Turkey meets EU Cyprus gas drilling sanctions with ‘fourth ship’ announcement

Turkey meets EU Cyprus gas drilling sanctions with ‘fourth ship’ announcement
The first Turkish drilling ship sent to waters off Cyprus was the Fatih. Turkish finance minister Berat Albayrak is seen third from left.
By bne IntelliNews July 16, 2019

Turkey’s response to the EU’s introduction of sanctions over its drilling for gas in waters where Cyprus claims exclusive economic rights has included an announcement from its energy minister that Ankara will send a fourth ship to the eastern Mediterranean to conduct seismic research for hydrocarbons around the island.

Turkey currently has three ships around Cyprus, including two drilling ships. In a tweet, energy minister Fatih Donmez said seismic research vessel Oruc Reis would be dispatched to the Mediterranean after completing present activities in the Marmara Sea.

The provocative approach of Turkish President Recep Tayyip Erdogan and his officials to the EU sanctions and threats of imminent sanctions from the US over Ankara’s deployment of Russian S-400 missile defence systems has added to a sense among officials that the strongman leader, in trouble politically and economically, has decided he needs to contrive a constant ‘state of emergency’ in order to stay in power. In a column for Ahval—a media outlet that takes an anti-Erdogan line—Ilhan Tahir wrote on July 16: “Opposition parties appear to be gaining momentum, and cracks are appearing within Erdogan’s [AKP] party as renegade former allies are looking to form their own entities that could split his constituency. Erdogan has no hope to offer and no economic policies to heal the deep economic damage the country has endured. Erdogan's political life as a problem solver appears to have come to an end. The only way for Erdoğan to survive is to convince Turkey's citizens, including Kurds and other minorities, that the only options in front of them are ‘Tayyip or we burn the country’”.

Tahir’s piece also observed that Erdogan, who last week fired his central bank governor after demands for interest rate cuts were not met, was building up its forces along its border with Syria in possible preparation for an offensive into the northeast of the wartorn neighbour, where US troops are stationed. An incursion could come as a response to any approved US sanctions.
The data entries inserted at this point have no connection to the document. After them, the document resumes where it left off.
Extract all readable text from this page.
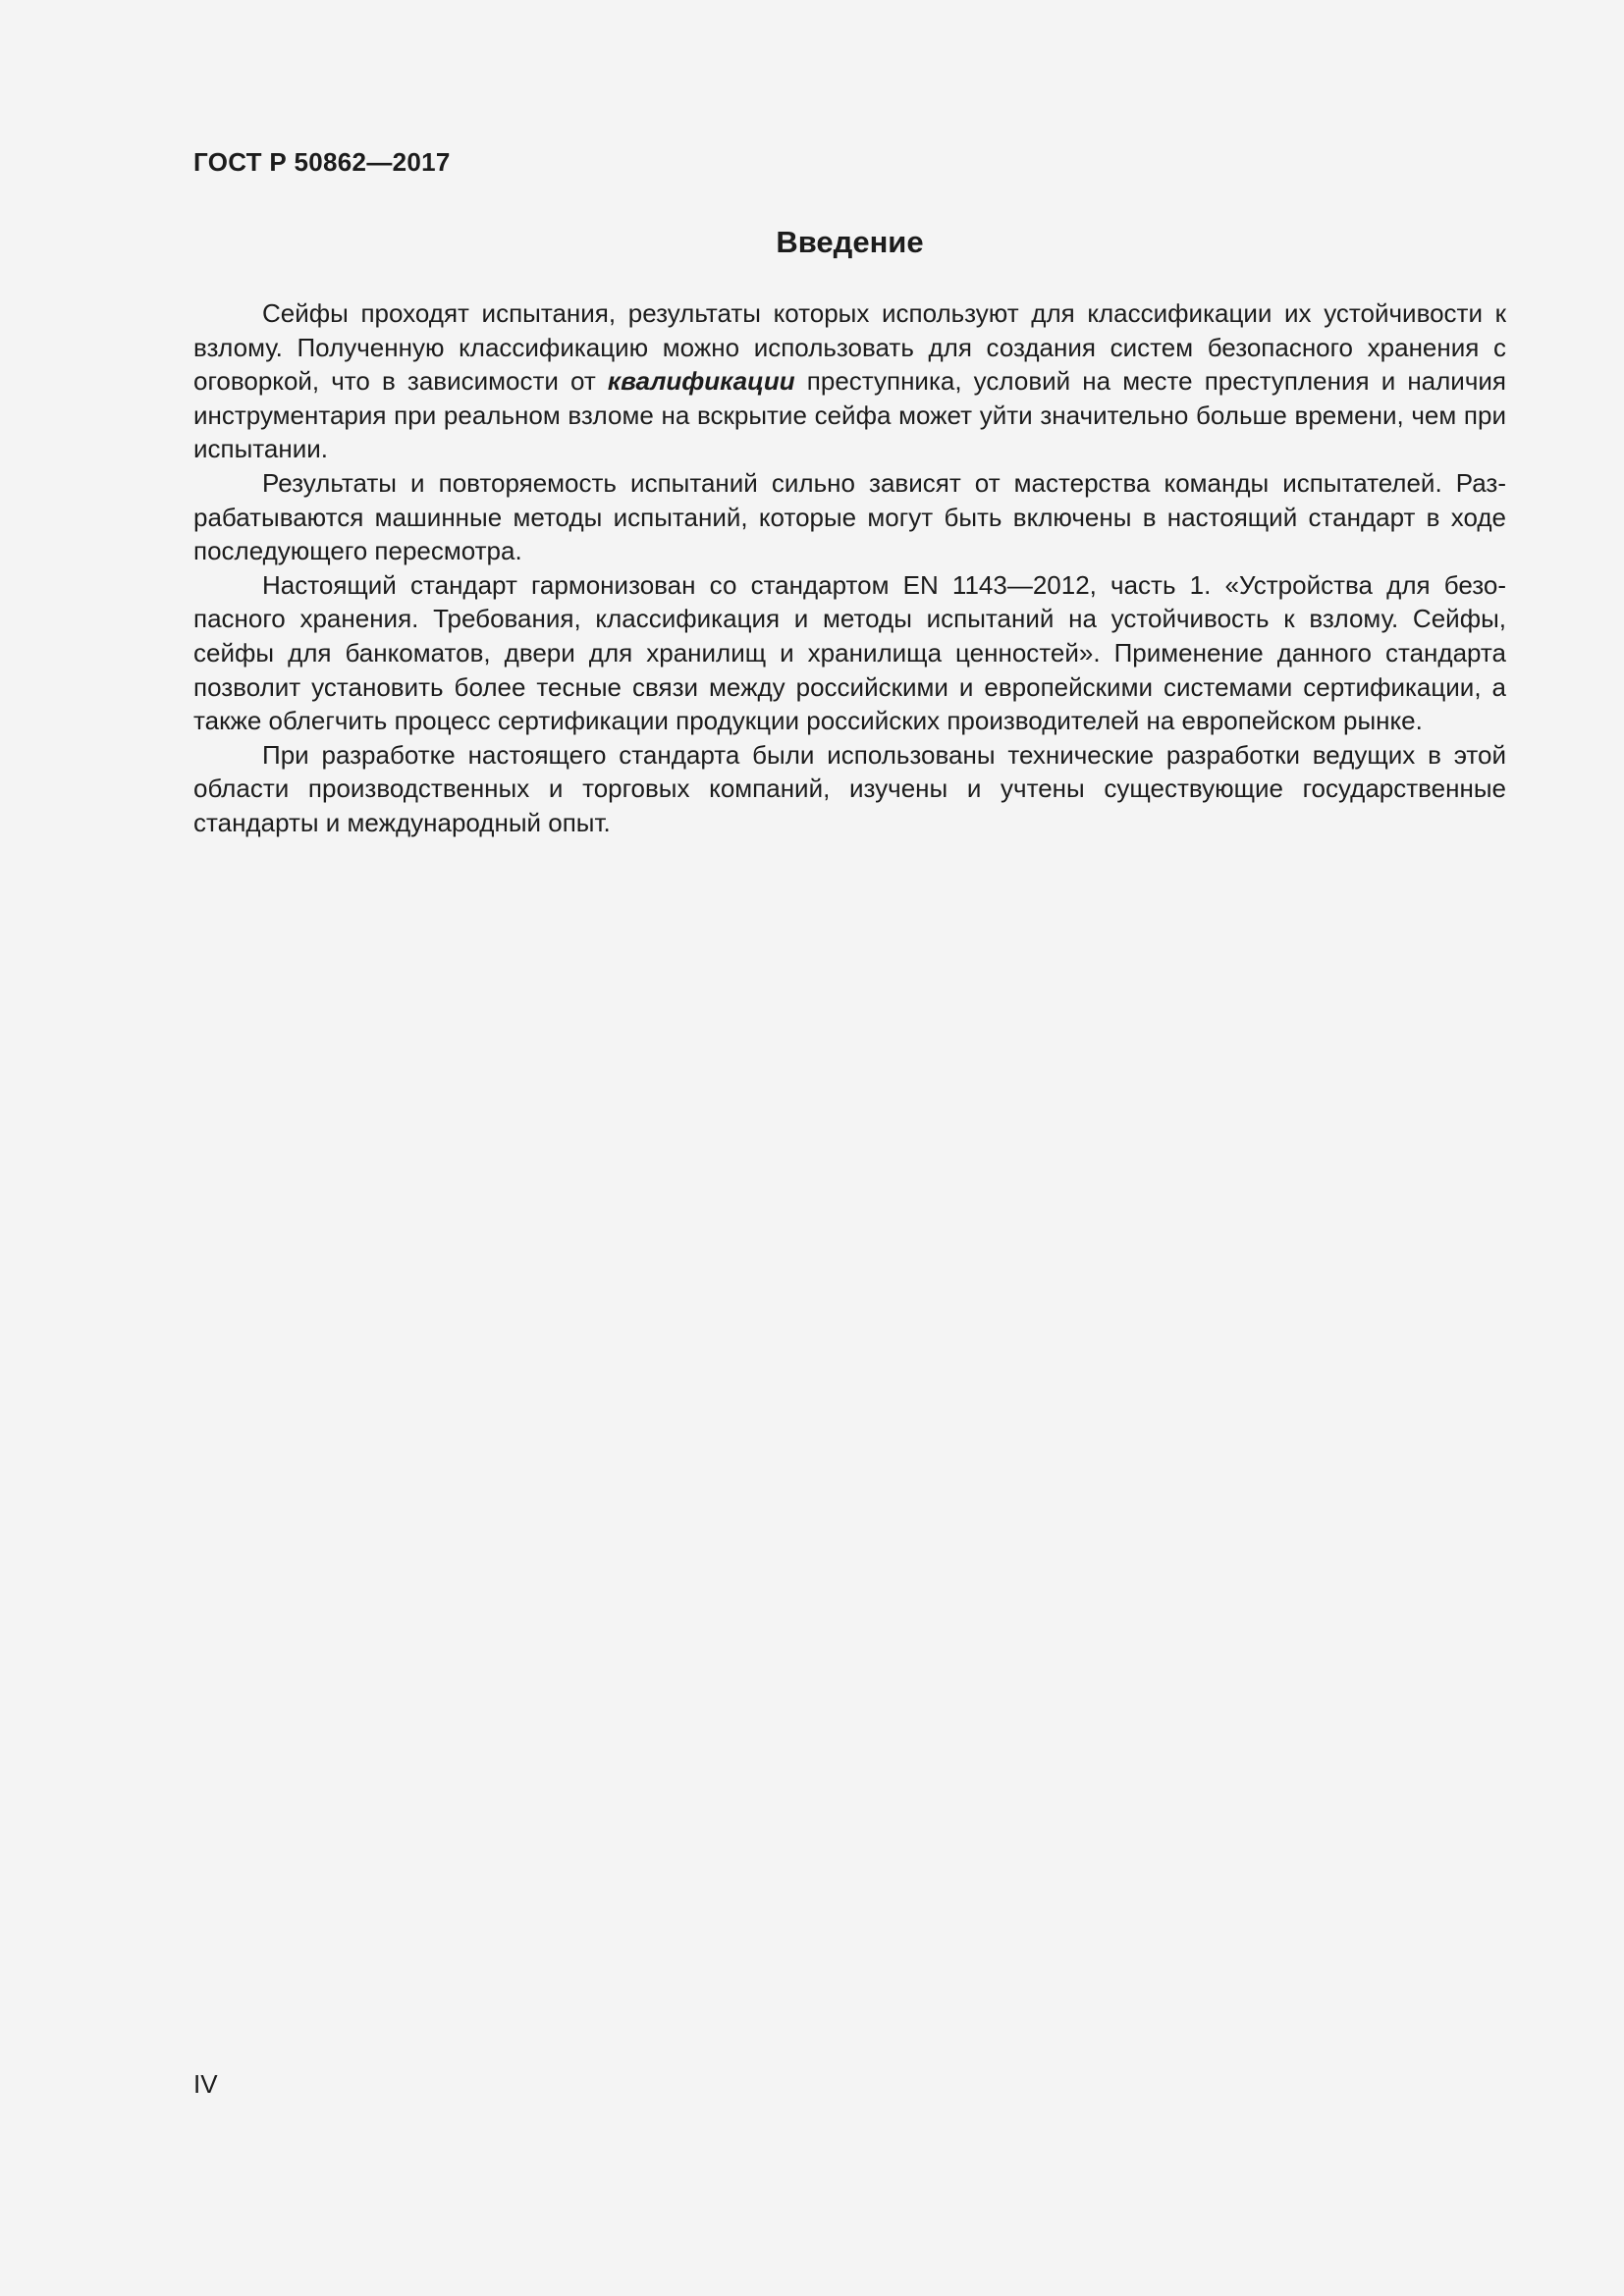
ГОСТ Р 50862—2017

Введение

Сейфы проходят испытания, результаты которых используют для классификации их устойчивости к взлому. Полученную классификацию можно использовать для создания систем безопасного хранения с оговоркой, что в зависимости от квалификации преступника, условий на месте преступления и наличия инструментария при реальном взломе на вскрытие сейфа может уйти значительно больше времени, чем при испытании.

Результаты и повторяемость испытаний сильно зависят от мастерства команды испытателей. Разрабатываются машинные методы испытаний, которые могут быть включены в настоящий стандарт в ходе последующего пересмотра.

Настоящий стандарт гармонизован со стандартом EN 1143—2012, часть 1. «Устройства для безопасного хранения. Требования, классификация и методы испытаний на устойчивость к взлому. Сейфы, сейфы для банкоматов, двери для хранилищ и хранилища ценностей». Применение данного стандарта позволит установить более тесные связи между российскими и европейскими системами сертификации, а также облегчить процесс сертификации продукции российских производителей на европейском рынке.

При разработке настоящего стандарта были использованы технические разработки ведущих в этой области производственных и торговых компаний, изучены и учтены существующие государственные стандарты и международный опыт.

IV
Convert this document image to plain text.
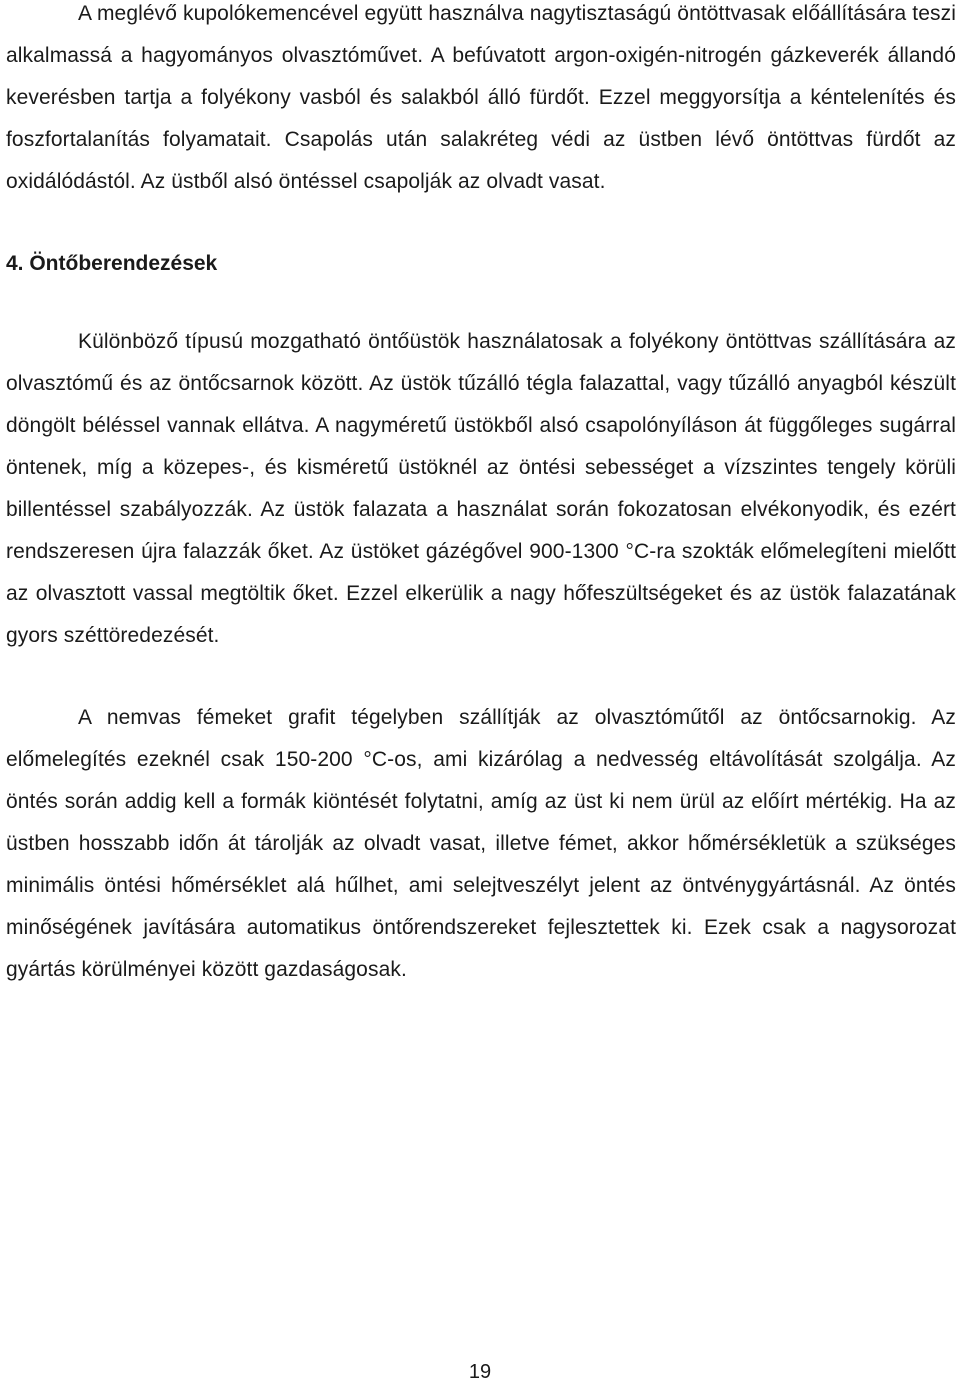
A meglévő kupolókemencével együtt használva nagytisztaságú öntöttvasak előállítására teszi alkalmassá a hagyományos olvasztóművet. A befúvatott argon-oxigén-nitrogén gázkeverék állandó keverésben tartja a folyékony vasból és salakból álló fürdőt. Ezzel meggyorsítja a kéntelenítés és foszfortalanítás folyamatait. Csapolás után salakréteg védi az üstben lévő öntöttvas fürdőt az oxidálódástól. Az üstből alsó öntéssel csapolják az olvadt vasat.

4. Öntőberendezések

Különböző típusú mozgatható öntőüstök használatosak a folyékony öntöttvas szállítására az olvasztómű és az öntőcsarnok között. Az üstök tűzálló tégla falazattal, vagy tűzálló anyagból készült döngölt béléssel vannak ellátva. A nagyméretű üstökből alsó csapolónyíláson át függőleges sugárral öntenek, míg a közepes-, és kisméretű üstöknél az öntési sebességet a vízszintes tengely körüli billentéssel szabályozzák. Az üstök falazata a használat során fokozatosan elvékonyodik, és ezért rendszeresen újra falazzák őket. Az üstöket gázégővel 900-1300 °C-ra szokták előmelegíteni mielőtt az olvasztott vassal megtöltik őket. Ezzel elkerülik a nagy hőfeszültségeket és az üstök falazatának gyors széttöredezését.

A nemvas fémeket grafit tégelyben szállítják az olvasztóműtől az öntőcsarnokig. Az előmelegítés ezeknél csak 150-200 °C-os, ami kizárólag a nedvesség eltávolítását szolgálja. Az öntés során addig kell a formák kiöntését folytatni, amíg az üst ki nem ürül az előírt mértékig. Ha az üstben hosszabb időn át tárolják az olvadt vasat, illetve fémet, akkor hőmérsékletük a szükséges minimális öntési hőmérséklet alá hűlhet, ami selejtveszélyt jelent az öntvénygyártásnál. Az öntés minőségének javítására automatikus öntőrendszereket fejlesztettek ki. Ezek csak a nagysorozat gyártás körülményei között gazdaságosak.

19
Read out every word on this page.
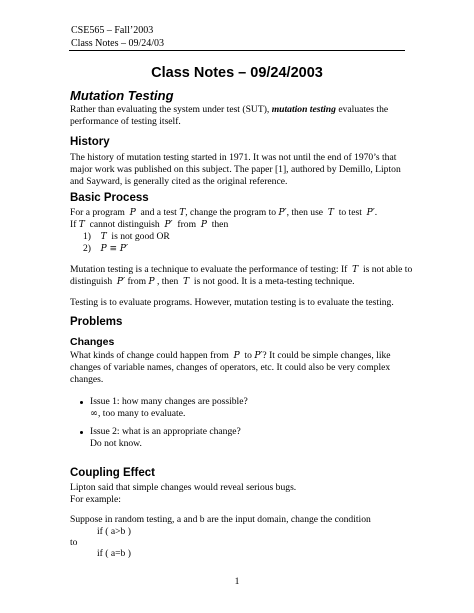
CSE565 – Fall’2003
Class Notes – 09/24/03
Class Notes – 09/24/2003
Mutation Testing
Rather than evaluating the system under test (SUT), mutation testing evaluates the performance of testing itself.
History
The history of mutation testing started in 1971. It was not until the end of 1970’s that major work was published on this subject. The paper [1], authored by Demillo, Lipton and Sayward, is generally cited as the original reference.
Basic Process
For a program P and a test T, change the program to P′, then use T to test P′.
If T cannot distinguish P′ from P then
1) T is not good OR
2) P ≡ P′
Mutation testing is a technique to evaluate the performance of testing: If T is not able to
distinguish P′ from P , then T is not good. It is a meta-testing technique.
Testing is to evaluate programs. However, mutation testing is to evaluate the testing.
Problems
Changes
What kinds of change could happen from P to P′? It could be simple changes, like
changes of variable names, changes of operators, etc. It could also be very complex
changes.
Issue 1: how many changes are possible?
∞, too many to evaluate.
Issue 2: what is an appropriate change?
Do not know.
Coupling Effect
Lipton said that simple changes would reveal serious bugs.
For example:
Suppose in random testing, a and b are the input domain, change the condition
if ( a>b )
to
if ( a=b )
1
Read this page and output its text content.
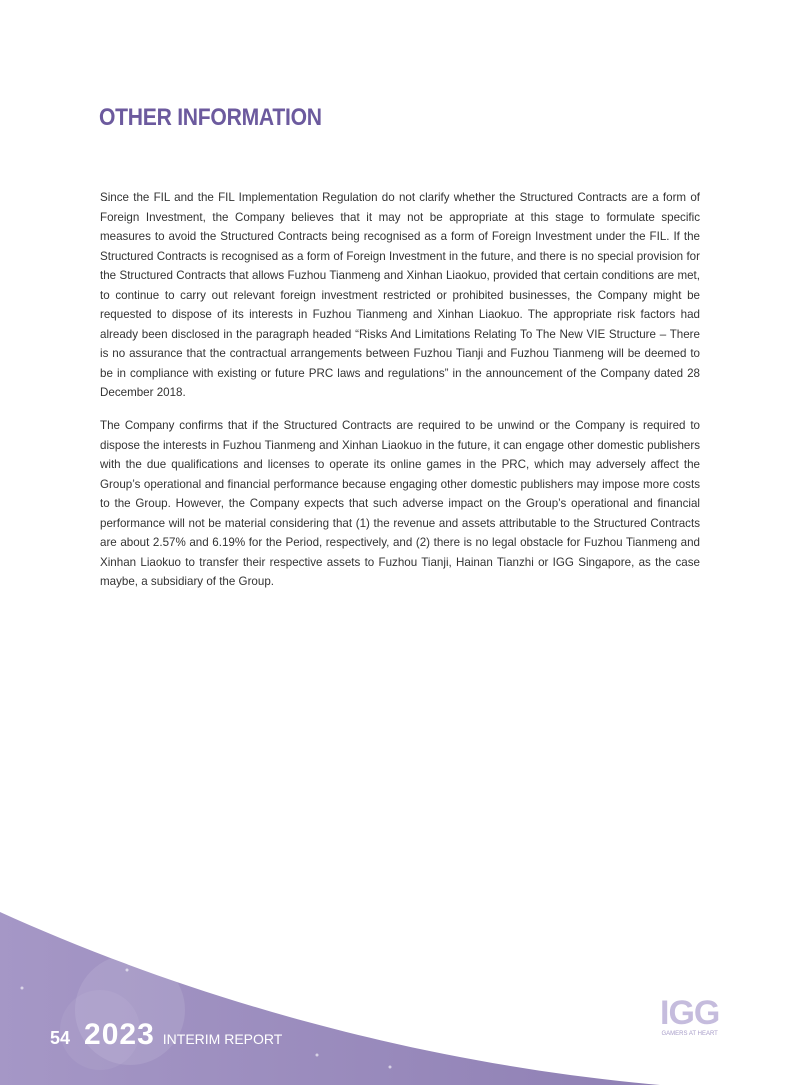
OTHER INFORMATION

Since the FIL and the FIL Implementation Regulation do not clarify whether the Structured Contracts are a form of Foreign Investment, the Company believes that it may not be appropriate at this stage to formulate specific measures to avoid the Structured Contracts being recognised as a form of Foreign Investment under the FIL. If the Structured Contracts is recognised as a form of Foreign Investment in the future, and there is no special provision for the Structured Contracts that allows Fuzhou Tianmeng and Xinhan Liaokuo, provided that certain conditions are met, to continue to carry out relevant foreign investment restricted or prohibited businesses, the Company might be requested to dispose of its interests in Fuzhou Tianmeng and Xinhan Liaokuo. The appropriate risk factors had already been disclosed in the paragraph headed “Risks And Limitations Relating To The New VIE Structure – There is no assurance that the contractual arrangements between Fuzhou Tianji and Fuzhou Tianmeng will be deemed to be in compliance with existing or future PRC laws and regulations” in the announcement of the Company dated 28 December 2018.

The Company confirms that if the Structured Contracts are required to be unwind or the Company is required to dispose the interests in Fuzhou Tianmeng and Xinhan Liaokuo in the future, it can engage other domestic publishers with the due qualifications and licenses to operate its online games in the PRC, which may adversely affect the Group’s operational and financial performance because engaging other domestic publishers may impose more costs to the Group. However, the Company expects that such adverse impact on the Group’s operational and financial performance will not be material considering that (1) the revenue and assets attributable to the Structured Contracts are about 2.57% and 6.19% for the Period, respectively, and (2) there is no legal obstacle for Fuzhou Tianmeng and Xinhan Liaokuo to transfer their respective assets to Fuzhou Tianji, Hainan Tianzhi or IGG Singapore, as the case maybe, a subsidiary of the Group.

54 2023 INTERIM REPORT
IGG
GAMERS AT HEART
Cavusoglu not taking sanctions “seriously”
Responding to the EU sanctions, Turkish Foreign Minister Mevlut Cavusoglu said on July 15 that there was no need to take very seriously decisions made by the bloc to curb contacts and funding for Ankara over its drilling for gas and oil off Cyprus. "There is no need to take it very seriously. These are simple things. These aren't things that will impact us. We have three ships there, God willing we will send a fourth ship to the eastern Mediterranean as soon as possible. Let them understand that they cannot deal with Turkey with such methods," he said during a visit to North Macedonia.

"The [EU sanctions] decisions will not affect in the slightest our country's determination to continue hydrocarbon activities in the Eastern Mediterranean," the Turkish Foreign Ministry added in a statement.

The EU's failure to mention Turkish Cypriots in its decisions "showed how biased and partisan the EU is on the subject of Cyprus," the ministry also said.

Up to €400m at stake’
An EU diplomat told Reuters Ankara could lose some 150 million of 400 million euros the bloc had earmarked for 2020 for everything from political reforms to agriculture projects to help Turkey prepare for eventual EU membership. The EU had been due to give Turkey €4.45bn between 2014 and 2020, but it cut and suspended some funding last year. It has frozen membership talks and negotiations on upgrading its customs union with Turkey, accusing Erdogan of grave violations of human rights.

Nicosia, meanwhile, rejected an offer by breakaway Northern Cyprus controlled by Turkish Cypriots for talks on sharing gas reserves. It described the proposal as a thinly-disguised attempt to divert attention away from the need to resume peace talks for a comprehensive settlement to the island’s division.

"Mr Akinci's proposal seeks to deflect away from the real issue, which is how to solve the Cyprus problem," Cypriot government official Vassilis Palmas said, referring to Turkish Cypriot leader Mustafa Akinci.